Even the Department of Justice agrees. In July 2016, it released a report entitled No Place for Youth: Girls in the Adult Justice System. Among its findings were that children under 18 were the most likely population to commit suicide while incarcerated in adult jails and that they do so at twice the rate of their adult counterparts. “Even youth who spend very short periods of time in jail are at high risk, as 48 percent of jail suicides happen within the first week of incarceration,” the report noted. The report recommends that, when possible, girls be kept in their communities rather than placed behind bars. If they are placed in lockup, they should be kept out of adult jails and prisons.

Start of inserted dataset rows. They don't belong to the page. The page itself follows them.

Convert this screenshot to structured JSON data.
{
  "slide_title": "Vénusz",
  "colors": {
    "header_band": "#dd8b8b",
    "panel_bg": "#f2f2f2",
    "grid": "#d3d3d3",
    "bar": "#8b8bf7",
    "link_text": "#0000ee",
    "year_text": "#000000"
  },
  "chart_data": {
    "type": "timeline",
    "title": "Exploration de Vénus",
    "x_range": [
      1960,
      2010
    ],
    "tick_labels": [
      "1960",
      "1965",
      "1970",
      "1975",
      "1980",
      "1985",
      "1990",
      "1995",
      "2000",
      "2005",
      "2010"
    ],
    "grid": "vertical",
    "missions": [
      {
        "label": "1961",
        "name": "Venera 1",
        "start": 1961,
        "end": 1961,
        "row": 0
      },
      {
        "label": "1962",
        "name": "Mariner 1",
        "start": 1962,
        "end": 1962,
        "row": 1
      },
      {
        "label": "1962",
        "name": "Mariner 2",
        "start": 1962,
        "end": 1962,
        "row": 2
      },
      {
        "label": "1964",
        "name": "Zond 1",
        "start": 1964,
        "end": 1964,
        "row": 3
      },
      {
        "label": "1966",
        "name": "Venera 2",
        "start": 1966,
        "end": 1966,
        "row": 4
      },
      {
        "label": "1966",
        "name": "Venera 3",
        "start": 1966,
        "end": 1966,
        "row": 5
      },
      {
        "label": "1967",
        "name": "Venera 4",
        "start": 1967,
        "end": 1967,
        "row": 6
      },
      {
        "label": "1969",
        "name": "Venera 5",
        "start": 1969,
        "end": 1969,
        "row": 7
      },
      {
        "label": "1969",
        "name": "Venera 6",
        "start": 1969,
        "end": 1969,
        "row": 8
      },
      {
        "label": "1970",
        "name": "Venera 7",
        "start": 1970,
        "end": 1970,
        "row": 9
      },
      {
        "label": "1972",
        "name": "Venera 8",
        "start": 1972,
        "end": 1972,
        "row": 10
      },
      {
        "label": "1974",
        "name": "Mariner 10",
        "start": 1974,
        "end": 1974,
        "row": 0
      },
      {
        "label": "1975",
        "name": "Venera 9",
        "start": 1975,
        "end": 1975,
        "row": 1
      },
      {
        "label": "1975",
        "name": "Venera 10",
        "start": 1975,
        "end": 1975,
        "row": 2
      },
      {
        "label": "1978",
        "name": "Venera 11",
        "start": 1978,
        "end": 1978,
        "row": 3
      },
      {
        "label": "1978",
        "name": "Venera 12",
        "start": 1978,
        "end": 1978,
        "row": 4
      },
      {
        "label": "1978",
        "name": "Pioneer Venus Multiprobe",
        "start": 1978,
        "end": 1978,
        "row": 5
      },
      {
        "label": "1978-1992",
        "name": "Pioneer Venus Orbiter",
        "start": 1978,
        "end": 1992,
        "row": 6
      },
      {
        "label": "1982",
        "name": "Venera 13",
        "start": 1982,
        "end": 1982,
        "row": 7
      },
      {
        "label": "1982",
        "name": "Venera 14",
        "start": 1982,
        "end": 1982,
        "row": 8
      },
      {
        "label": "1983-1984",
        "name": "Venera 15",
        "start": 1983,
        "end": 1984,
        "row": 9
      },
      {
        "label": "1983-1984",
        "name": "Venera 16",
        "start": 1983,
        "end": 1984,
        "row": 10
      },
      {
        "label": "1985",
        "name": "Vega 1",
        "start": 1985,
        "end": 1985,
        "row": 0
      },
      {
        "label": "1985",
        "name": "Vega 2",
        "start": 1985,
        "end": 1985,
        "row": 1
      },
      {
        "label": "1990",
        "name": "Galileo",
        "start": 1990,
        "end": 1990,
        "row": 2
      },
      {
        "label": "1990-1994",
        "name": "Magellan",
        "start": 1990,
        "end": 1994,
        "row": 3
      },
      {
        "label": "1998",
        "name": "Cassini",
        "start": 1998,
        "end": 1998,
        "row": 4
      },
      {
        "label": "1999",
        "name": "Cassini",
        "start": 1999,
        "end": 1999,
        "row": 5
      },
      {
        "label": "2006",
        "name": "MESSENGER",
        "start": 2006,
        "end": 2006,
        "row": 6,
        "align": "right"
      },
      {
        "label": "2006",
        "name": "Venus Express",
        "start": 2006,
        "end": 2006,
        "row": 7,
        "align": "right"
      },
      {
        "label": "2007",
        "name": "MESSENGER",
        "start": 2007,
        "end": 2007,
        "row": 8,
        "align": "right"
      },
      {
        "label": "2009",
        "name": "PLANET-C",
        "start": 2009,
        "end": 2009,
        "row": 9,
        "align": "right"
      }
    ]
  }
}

“It is critically important that the juvenile court look into all the particular circumstances surrounding the offense,” stated Davies. “Bresha’s case is no different, especially given the unique facts of her situation and research showing that transferring youth to adult court can actually make them more likely to reoffend.”
The prosecutor’s office has not returned Rewire‘s inquiries about whether it will seek to move Bresha’s case to adult criminal court.
“The Only Question That Remains at Trial Is Why”
Bresha has entered a plea of “not true” (the juvenile court equivalent of “not guilty”). She is due to be back in court on August 30.
“In Ohio, self-defense is still called affirmative defense,” explained Bresha’s lawyer Friedman. That means that there’s no dispute in court as to what happened or how it happened. “The only issue that remains at trial is why.” The challenge then is to have the jurors put themselves not only in Bresha’s shoes, but in the mindset of a 14-year-old who has been raised in a household filled with abuse.
“My hope is that we never get there,” continued Friedman, referring to the trial. “In my 20 years of criminal defense practice, I have not met a child who committed an act out of nowhere and with a cold conscience. This is not going to be that first case. This young girl endured a nightmare that drove her to do what she felt she had to do to protect her family.”
Instead, he hopes that the prosecutor will realize that Bresha acted in defense of herself and her mother, drop the charges, and allow her to return home. “Bresha needs to be home with her family to begin the difficult road of treatment and rehabilitation,” he stated.
“My only goal is to get that little girl out of that prison and to make sure she gets the counseling she needs to get out of the cycle of abuse,” Latessa agreed.
As Bresha’s story has spread, thousands of people across the country have responded. Supporters created an online petition calling on the Trumbull County prosecutor’s office to drop all charges and immediately release her. The petition has garnered more than 5,200 signatures. Family members have also started a GoFundMe campaign to support her and her family. In 20 days, the page has been shared 2,600 times, raising nearly $39,000. Letters of support have flooded Friedman’s office. “I’ve gotten hundreds of letters,” he said. Some are from people who had experienced similar abuse—and taken similar steps to end the violence. “It wasn’t as rare as I thought it was,” he reflected.
Latessa hopes that people across the country will continue to send letters of encouragement to Bresha through her attorney. She said that Bresha recently told her, “It’s very hard in here by myself.”